Timothy Thompson, corrections alternative program manager with the Minnesota Department of Corrections, wrote in his facility inspection report that the Kandiyohi County Jail "continues to operate at a very high level of compliance."
"Facility administration continues to update policies as the operations change. Administration continues to evaluate the operations and determine facility/staff needs, and provides the support necessary to ensure safe and efficient operations," the report said.
One corrective action is required: development by jail administration and the facility's contracted medical provider of a written plan for medication reconciliation.
The jail routinely undergoes inspections by other agencies as well. Because the jail boards some federal prisoners, there is a federal inspection that's usually carried out every year. There's an annual inspection by the fire marshal and an annual health inspection by Kandiyohi County. Hartog said the jail recently underwent an inspection to evaluate compliance with the Prison Rape Elimination Act, a federal law that has been in force since 2003.
The state Auditor's Office also routinely conducts a review of finances and recordkeeping at the jail, including an on-site visit. These inspections are typically unannounced.
"They go through all of our books," Hartog said. "They spot-check different areas."
With 106 employees and an annual budget of $1 million, the Kandiyohi County Sheriff's Office is a significant enterprise. About half of the employees work at the jail.
Unlike many county jails, Kandiyohi County houses inmates from multiple jurisdictions - local, state, federal and other Minnesota counties. This practice has been in effect since the current jail opened in 2001 and was planned for when the jail was designed. The jail is licensed for 190 but typically operates with 130 to 150 inmates, half of whom are local prisoners.

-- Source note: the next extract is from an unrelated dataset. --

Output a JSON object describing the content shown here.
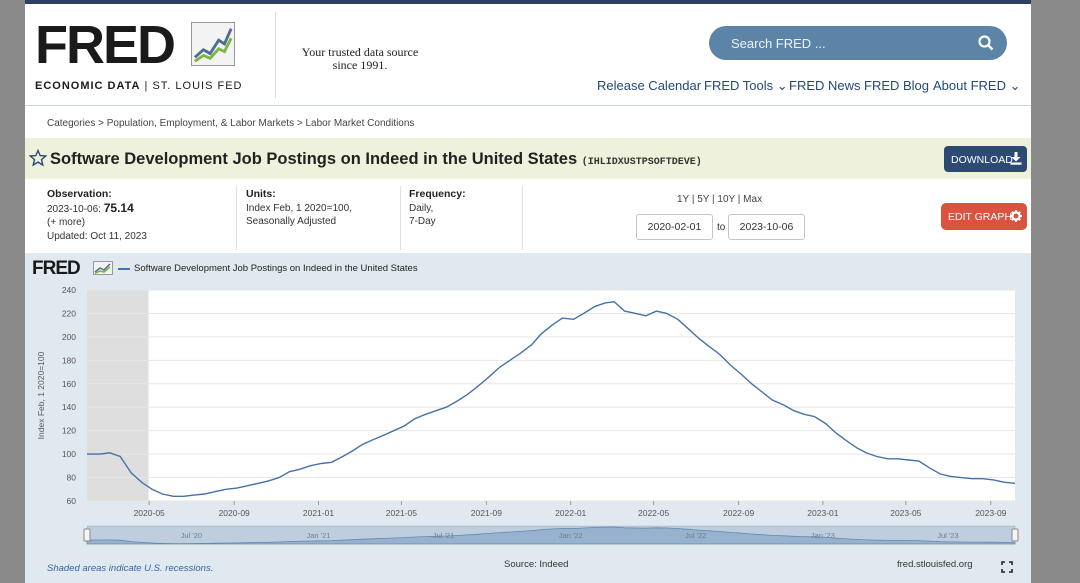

The revenue from boarding prisoners from other jurisdictions helps support the cost of operating the jail, Hartog said. "It offsets the cost to the taxpayer."
Hartog confirmed this week that there have been recent staff shortages, an issue that has come up repeatedly during the election campaign.
"We were short-staffed for a while" when a handful of employees were absent on family medical leave or with work-related injuries, but required staffing levels continued to be met within the jail, he said. "We have a minimum amount. We have to follow that per DOC rules."
Staffing came under scrutiny a year ago when the Department of Corrections requested a jail staffing plan, which requires approval by the Commissioner of Corrections for all facilities with more than 60 beds.
The plan had to account for vacation time and compensation time to ensure all shifts remained covered, Hartog said. "If people take time off, you have to have the appropriate staff to take their place."
At the time, the jail's 49 employees were working 12-hour shifts, he said. Continuing with 12-hour shifts would have required adding 10 more employees for adequate coverage, while switching to eight-hour shifts would have required the addition of two more staff.
The county drew up plans for both options. According to a letter from the Department of Corrections, both plans were reviewed and a state inspector recommended approval of either plan by the corrections commissioner.
The plan that ultimately was adopted calls for eight-hour shifts Monday through Friday and 12-hour shifts on weekends, Hartog said. New correctional officers have been added and as of this week, the staff is at 51, the number recommended by the staffing plan, he said.
Hartog acknowledged that recruiting correctional officers is becoming more difficult, not just in Kandiyohi County but around the state.
"It is a challenge overall to find people to apply," he said. "The work is 24/7, evenings, nights, holidays, weekends."
But he had positive words for the staff.
"I'm proud of what we have in the jail," he said. "We have a lot of people that work very hard. They work very well with the inmates and with each other."